Kirsti Reitan Andersen
PhD Researcher, Copenhagen Business School

14 January 2014

As the world’s largest production and export country of textiles and clothes (Market Research, 2012), the continued focus on environmental and social sustainability has a major impact on China’s textile and garment industry. In a recent presentation at the Annual Conference of the International Textile Manufacturers Federation (ITMF) Conference, the China National Textile and Apparel Council states that in spite of improvements, i.e. within energy and water savings: “China's textile industry faces urgent and arduous tasks and only by deepening adjustment of industrial structure and fastening transformation of development modes, could we fundamentally solve the internal challenges and resolve external crisis.” (2012, 4)

Kirsti Reitan Andersen

Posted on 14 January 2014 by Kirsti Reitan Andersen in:

As part of the MISTRA Future Fashion Project (MFF) Project 1: Changing Market and Business Models and Project 3: Interconnected Design Thinking and Processes for Sustainable Textiles and Fashion find it essential to engage with Chinese stakeholders, to explore how to overcome challenges of sustainability through cross-cultural and cross-disciplinary collaboration.

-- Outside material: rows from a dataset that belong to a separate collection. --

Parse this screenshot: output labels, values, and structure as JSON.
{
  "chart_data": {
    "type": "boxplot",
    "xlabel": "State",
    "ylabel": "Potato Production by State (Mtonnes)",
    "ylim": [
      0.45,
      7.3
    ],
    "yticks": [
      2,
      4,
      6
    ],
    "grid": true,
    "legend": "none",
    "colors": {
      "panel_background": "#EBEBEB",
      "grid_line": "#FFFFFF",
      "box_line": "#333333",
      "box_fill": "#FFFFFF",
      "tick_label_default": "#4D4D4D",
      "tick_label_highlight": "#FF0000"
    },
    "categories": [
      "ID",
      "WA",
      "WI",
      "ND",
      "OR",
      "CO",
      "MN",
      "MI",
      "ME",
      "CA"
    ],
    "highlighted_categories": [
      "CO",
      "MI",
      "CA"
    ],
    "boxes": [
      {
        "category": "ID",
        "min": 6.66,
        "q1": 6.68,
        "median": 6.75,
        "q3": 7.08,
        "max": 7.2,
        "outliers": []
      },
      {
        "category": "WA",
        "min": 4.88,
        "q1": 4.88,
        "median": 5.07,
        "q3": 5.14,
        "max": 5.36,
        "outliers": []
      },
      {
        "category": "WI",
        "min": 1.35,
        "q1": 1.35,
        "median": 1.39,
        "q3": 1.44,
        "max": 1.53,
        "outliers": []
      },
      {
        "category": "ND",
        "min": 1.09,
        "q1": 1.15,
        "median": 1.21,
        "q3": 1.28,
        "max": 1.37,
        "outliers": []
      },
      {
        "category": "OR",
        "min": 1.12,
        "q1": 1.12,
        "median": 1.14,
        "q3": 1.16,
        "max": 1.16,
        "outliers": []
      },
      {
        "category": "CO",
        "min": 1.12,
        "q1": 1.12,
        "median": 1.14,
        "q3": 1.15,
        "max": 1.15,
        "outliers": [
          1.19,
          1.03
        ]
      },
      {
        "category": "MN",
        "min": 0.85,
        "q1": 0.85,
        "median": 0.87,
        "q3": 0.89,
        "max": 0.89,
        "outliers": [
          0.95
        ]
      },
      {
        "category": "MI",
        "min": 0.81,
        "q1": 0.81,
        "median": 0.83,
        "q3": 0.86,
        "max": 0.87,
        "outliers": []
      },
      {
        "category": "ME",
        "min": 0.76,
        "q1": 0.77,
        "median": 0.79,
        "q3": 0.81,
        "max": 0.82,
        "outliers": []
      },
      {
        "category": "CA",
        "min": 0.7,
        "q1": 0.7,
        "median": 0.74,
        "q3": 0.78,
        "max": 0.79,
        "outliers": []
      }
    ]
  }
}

The project TED’s TEN in China, centers on the following three phases:

  • Fieldwork in the fashion and textile industries in Shanghai, Hangzhou, and Hong Kong in October 2013
  • TED’s TEN workshops conducted as part of the EcoChic Design Award event in Hong Kong, January 2014.
  • Seminar in the spring 2014, as part of the Copenhagen Fashion Summit 2014.

The team will use the TED’s TEN strategies as a starting point for engagement and exploration with local fashion designers, manufacturers, and factory workers. The aim of the fieldwork is to engage local stakeholders in a conversation around sustainability and build a “map of sustainability” representing the fashion and textile industries in China. According to the China National Textile and Apparel Council, science and technology advancement is the foundation for sustainable development in China textile industry (2012). Moreover the Council puts emphasis on dialogue and knowledge exchange to increase understanding and mutual trust and create cooperation opportunities - and in this way change the industry towards sustainability. What can MFF learn from China and how can we strengthen collaboration on challenges of sustainability across boarders?

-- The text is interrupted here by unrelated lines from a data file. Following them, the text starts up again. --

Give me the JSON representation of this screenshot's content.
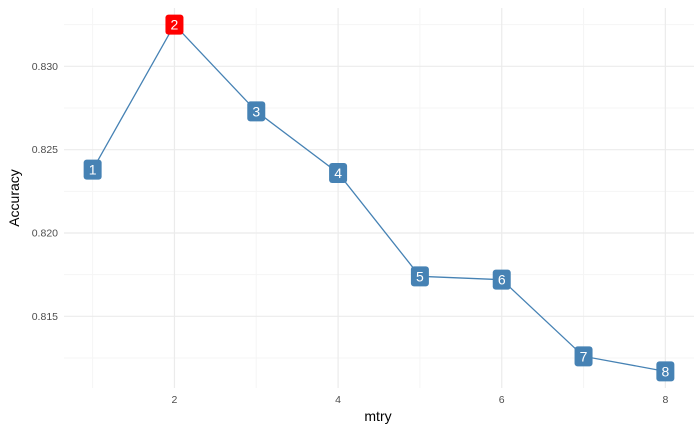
{
  "chart_data": {
    "type": "line",
    "title": "",
    "xlabel": "mtry",
    "ylabel": "Accuracy",
    "x": [
      1,
      2,
      3,
      4,
      5,
      6,
      7,
      8
    ],
    "series": [
      {
        "values": [
          0.8238,
          0.8325,
          0.8273,
          0.8236,
          0.8174,
          0.8172,
          0.8126,
          0.8117
        ],
        "labels": [
          "1",
          "2",
          "3",
          "4",
          "5",
          "6",
          "7",
          "8"
        ]
      }
    ],
    "highlight_index": 1,
    "xlim": [
      0.65,
      8.35
    ],
    "ylim": [
      0.8107,
      0.8335
    ],
    "xticks": [
      2,
      4,
      6,
      8
    ],
    "xtick_labels": [
      "2",
      "4",
      "6",
      "8"
    ],
    "yticks": [
      0.815,
      0.82,
      0.825,
      0.83
    ],
    "ytick_labels": [
      "0.815",
      "0.820",
      "0.825",
      "0.830"
    ],
    "grid": true,
    "legend": "none",
    "colors": {
      "line": "#4682b4",
      "label_fill": "#4682b4",
      "highlight_fill": "#ff0000",
      "grid_major": "#ebebeb",
      "grid_minor": "#f5f5f5"
    }
  }
}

The field research will include ethnographic and creative methods for data collection and exploring the context, i.e. semi-structured interviews with stakeholders from the Chinese textile and fashion industry and academia and questionnaires; creative methods for individual documentation including journal, photographs, and sketches, and cultural probes. Moreover, PhD student Clara Vuletich and Professor Rebecca Earley will conduct a Shanghai Shirt Workshop, as part of Vuletich’s PhD Project and Professor Earley’s Top 100 Project respectively.

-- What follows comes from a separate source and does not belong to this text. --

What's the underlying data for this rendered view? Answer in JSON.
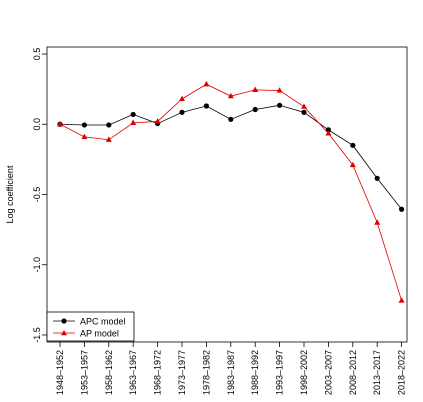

The research is made possible by the generous financial support of MFF Strategic Fund, CBS Sustainability Platform, and the Chelsea College of Art Research Department.



Market Research (2012) Research Report on China’s Textile Industry, 2012. http://www.marketresearch.com/China-Research-and-Intelligence-Co-Ltd-v3627/Research-China-Textile-7058589/

Tiankai, W. (2012) Sustainable Development of China Textile Industry and Win-Win Cooperation in Global Textile Industry. China National textile and Apparel Council, Nov 5, 2012. ITMF Hanoi Conference.